Introduction

WATER QUALITY OF NORMAL AND STORM-INDUCED SURFACE WATER RUNOFF: KANE’OHE BAY WATERSHED, OAHU, HAWAII FEBRUARY 1974 TO MARCH 1975

WATER QUALITY OF NORMAL AND STORM-INDUCED SURFACE WATER RUNOFF: KANE’OHE BAY WATERSHED, OAHU, HAWAII FEBRUARY 1974 TO MARCH 1975

Technical Report No. 106
WATER QUALITY OF NORMAL AND STORM-INDUCED SURFACE WATER RUNOFF: KANE’OHE BAY WATERSHED, OAHU, HAWAII FEBRUARY 1974 TO MARCH 1975

Gordon L. Dugan
Watershed Management Unit
HESL Technical Report No. 7
February 1977

ABSTRACT
The Hawaii Environmental Simulation Laboratory (HESL), since its establishment in the spring of 1971, has attempted to simulate some of the consequences of alternative land-use economic decisions which include, as one of its major parameters, the effects of proposed land-use changes on the quantity and quality of water within the watershed and its succeeding watershed(s) and/or receiving water. The scope of the report, which encompassed stream water quality monitoring under both normal and storm-induced conditions within drainage areas that are subjected to different land management practices, was primarily based on a 12-mo routine water quality sampling and analysis program by HESL, for five stream sites in the Kaneohe Bay watershed, and a companion storm-induced stream water runoff 5-mo sampling program during the winter season at one of the stream sites. In general, the results of the study indicated that: the constituent concentrations were related to flow rather than to the time phase of the storm (stream) runoff; the sediment and particulate carbon, nitrogen, and phosphorus increased directly with flow; and the influence of the quality of the rain become greater with increased flow, as evidenced in reduced concentrations of silica dioxide, conductivity, and nitrite and nitrate nitrogen.
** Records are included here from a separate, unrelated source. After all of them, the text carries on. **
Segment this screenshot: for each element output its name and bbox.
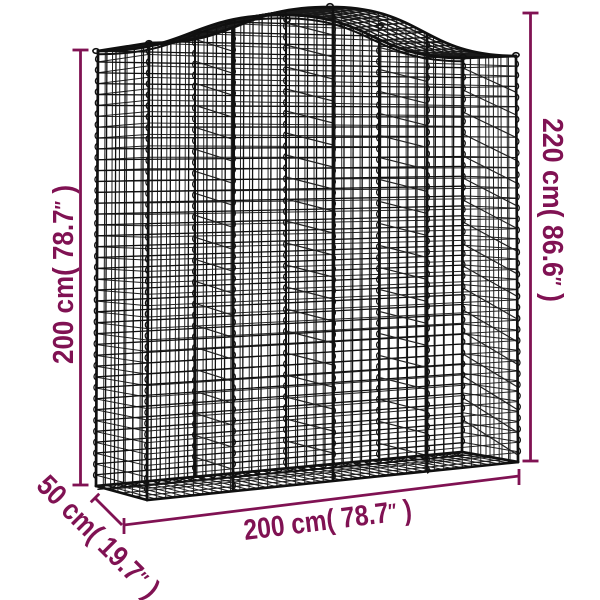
- svg-text:200 cm( 78.7″ ): 200 cm( 78.7″ ): [48, 185, 80, 364]
- svg-text:220 cm( 86.6″ ): 220 cm( 86.6″ ): [536, 118, 568, 302]
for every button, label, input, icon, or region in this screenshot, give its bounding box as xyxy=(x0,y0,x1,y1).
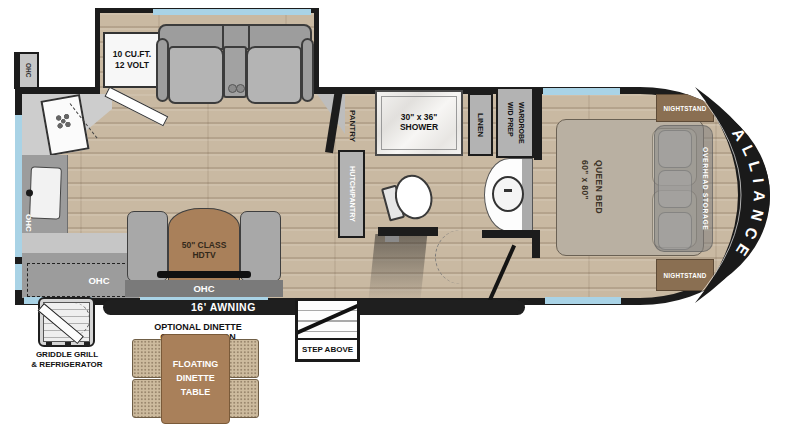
interior-steps-shading xyxy=(369,234,428,298)
queen-bed-label: QUEEN BED 60" x 80" xyxy=(575,131,609,243)
ohc-label-rear: OHC xyxy=(25,63,32,77)
floorplan-canvas: OHC OHC 50" CLASS HDTV OHC PANTRY 30" x … xyxy=(0,0,800,436)
wardrobe-label-line2: W/D PREP xyxy=(505,102,516,144)
bath-vanity xyxy=(484,158,533,232)
vanity-sink xyxy=(492,176,524,212)
vanity-lower-wall xyxy=(482,230,536,238)
steps-diagonal xyxy=(298,303,357,335)
hutch-pantry: HUTCH/PANTRY xyxy=(338,150,365,238)
entry-door xyxy=(487,245,516,303)
cupholder-icon xyxy=(236,84,245,93)
toilet xyxy=(379,169,437,226)
shower-pan: 30" x 36" SHOWER xyxy=(381,96,457,150)
griddle-label-line1: GRIDDLE GRILL xyxy=(18,350,116,360)
ohc-label-kitchen: OHC xyxy=(73,276,125,287)
slide-window xyxy=(153,9,311,15)
dinette-table-line3: TABLE xyxy=(181,386,210,400)
vanity-faucet-icon xyxy=(504,189,512,192)
sofa-divider xyxy=(248,25,250,49)
dinette-chair xyxy=(132,339,163,378)
sofa-seat-right xyxy=(246,46,302,104)
rear-window xyxy=(15,264,22,290)
rear-window xyxy=(15,115,22,257)
dinette-chair xyxy=(228,379,259,418)
wardrobe-label: WARDROBE W/D PREP xyxy=(505,102,526,144)
griddle-grill-icon xyxy=(38,297,95,347)
steps-icon xyxy=(298,301,357,338)
bath-door-swing-arc xyxy=(435,230,486,284)
burner-icon xyxy=(54,112,73,131)
linen-cabinet: LINEN xyxy=(468,93,493,156)
tv-base-cabinet: OHC xyxy=(125,280,283,297)
ohc-label-tv: OHC xyxy=(193,283,214,294)
front-cap: ALLIANCE xyxy=(640,80,780,312)
wardrobe-label-line1: WARDROBE xyxy=(515,102,526,144)
refrigerator-label-line2: 12 VOLT xyxy=(115,60,149,71)
sofa-divider xyxy=(222,25,224,49)
bath-cabinet-wall xyxy=(378,227,438,236)
linen-label: LINEN xyxy=(476,113,485,137)
sofa-seat-left xyxy=(168,46,224,104)
tv-label-line2: HDTV xyxy=(192,251,215,261)
pantry-label: PANTRY xyxy=(345,97,360,155)
sofa-armrest-right xyxy=(301,38,314,102)
sofa-console xyxy=(223,46,247,98)
bath-bedroom-wall xyxy=(534,87,542,160)
dinette-table-line1: FLOATING xyxy=(173,358,218,372)
dinette-chair xyxy=(132,379,163,418)
griddle-feet xyxy=(46,342,90,346)
tv-screen xyxy=(157,271,251,278)
refrigerator-label-line1: 10 CU.FT. xyxy=(113,49,151,60)
dinette-table-line2: DINETTE xyxy=(176,372,215,386)
griddle-label-line2: & REFRIGERATOR xyxy=(18,360,116,370)
bed-label-line1: QUEEN BED xyxy=(592,160,606,214)
step-above-marker: STEP ABOVE xyxy=(295,298,360,362)
lower-divider-wall xyxy=(532,230,540,258)
shower-label-line2: SHOWER xyxy=(400,123,438,133)
wardrobe-wd-prep: WARDROBE W/D PREP xyxy=(496,87,534,158)
rear-overhead-cabinet: OHC xyxy=(14,52,39,89)
floating-dinette-table: FLOATING DINETTE TABLE xyxy=(161,334,230,424)
griddle-label: GRIDDLE GRILL & REFRIGERATOR xyxy=(18,350,116,371)
refrigerator: 10 CU.FT. 12 VOLT xyxy=(103,32,161,88)
bedroom-window-top xyxy=(543,88,620,95)
dinette-chair xyxy=(228,339,259,378)
step-above-label: STEP ABOVE xyxy=(298,338,357,359)
bed-label-line2: 60" x 80" xyxy=(578,160,592,214)
hutch-pantry-label: HUTCH/PANTRY xyxy=(347,166,355,222)
bath-cabinet-step xyxy=(385,236,399,242)
shower: 30" x 36" SHOWER xyxy=(375,90,463,156)
awning-label: 16' AWNING xyxy=(191,301,256,313)
bedroom-window-bottom xyxy=(545,297,621,304)
faucet-icon xyxy=(26,189,33,196)
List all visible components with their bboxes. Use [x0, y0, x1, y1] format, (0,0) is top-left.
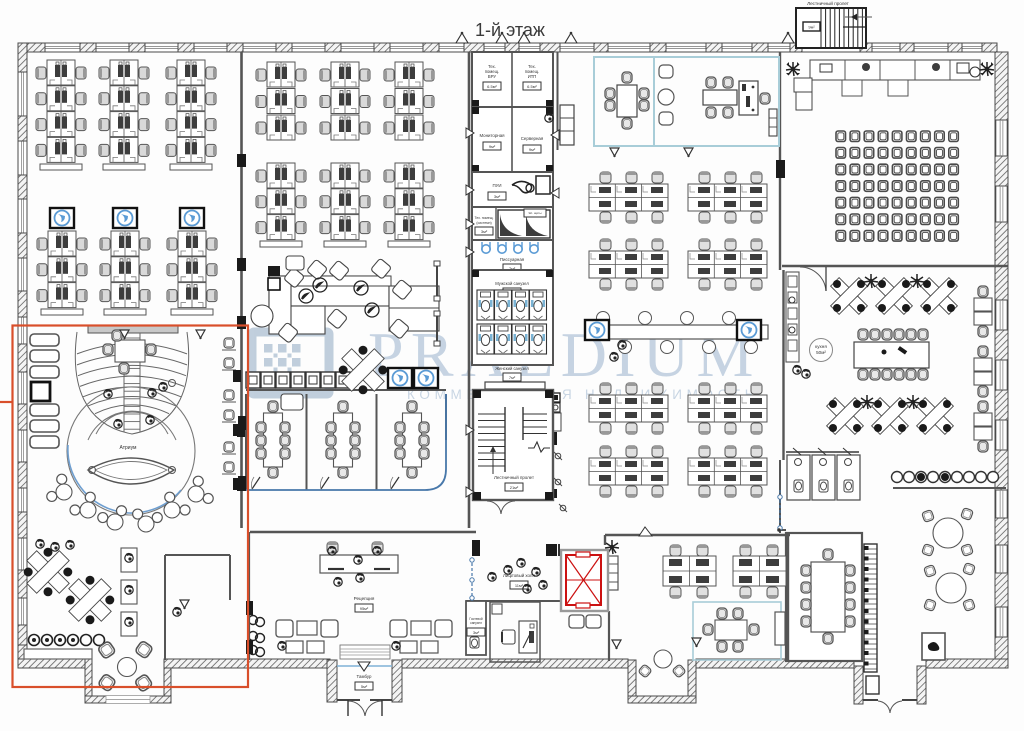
svg-text:ИТП: ИТП — [528, 74, 537, 79]
svg-text:3м²: 3м² — [481, 229, 488, 234]
svg-text:3м²: 3м² — [473, 630, 480, 635]
svg-text:5м²: 5м² — [361, 684, 368, 689]
svg-text:6.5м²: 6.5м² — [487, 84, 497, 89]
svg-text:Атриум: Атриум — [120, 445, 138, 451]
svg-text:Мужской санузел: Мужской санузел — [495, 281, 529, 286]
svg-text:Лестничный пролет: Лестничный пролет — [807, 0, 850, 6]
svg-text:Эл. щиты: Эл. щиты — [528, 211, 541, 215]
svg-text:Мониторная: Мониторная — [479, 133, 505, 138]
svg-text:Серверная: Серверная — [521, 136, 544, 141]
svg-text:санузел: санузел — [470, 621, 482, 625]
svg-text:7м²: 7м² — [509, 375, 516, 380]
svg-text:Тамбур: Тамбур — [357, 674, 372, 679]
svg-text:95м²: 95м² — [360, 606, 369, 611]
svg-text:ПУИ: ПУИ — [492, 183, 501, 188]
svg-text:ВРУ: ВРУ — [488, 74, 496, 79]
svg-text:6.5м²: 6.5м² — [527, 84, 537, 89]
svg-text:Женский санузел: Женский санузел — [495, 366, 529, 371]
svg-text:(системн): (системн) — [476, 221, 491, 225]
svg-text:9м²: 9м² — [489, 144, 496, 149]
svg-text:Тех. помещ.: Тех. помещ. — [475, 216, 494, 220]
svg-text:3м²: 3м² — [494, 194, 501, 199]
svg-text:21м²: 21м² — [510, 485, 519, 490]
svg-text:1-й этаж: 1-й этаж — [475, 20, 545, 40]
svg-text:9м²: 9м² — [808, 25, 815, 30]
svg-text:9м²: 9м² — [529, 147, 536, 152]
svg-text:50м²: 50м² — [816, 350, 826, 355]
svg-text:Рецепция: Рецепция — [354, 596, 375, 601]
svg-text:Лестничный пролет: Лестничный пролет — [494, 475, 534, 480]
svg-text:11м²: 11м² — [515, 583, 524, 588]
svg-text:кухня: кухня — [815, 344, 827, 349]
svg-text:Писсуарная: Писсуарная — [500, 257, 525, 262]
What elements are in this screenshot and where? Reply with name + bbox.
Dissolved organic and ammonium nitrogen, and dissolved organic and phosphate phosphorus tended to decrease slightly, but in general did not present an apparent particular pattern.
Through the use of HESL investigations and technique developments, supplemented with values reported in the literature, a planner-decision maker should have the necessary tools for the compilation of adequate data for predicting water quality and quantity changes due to determinations of land-use alterations.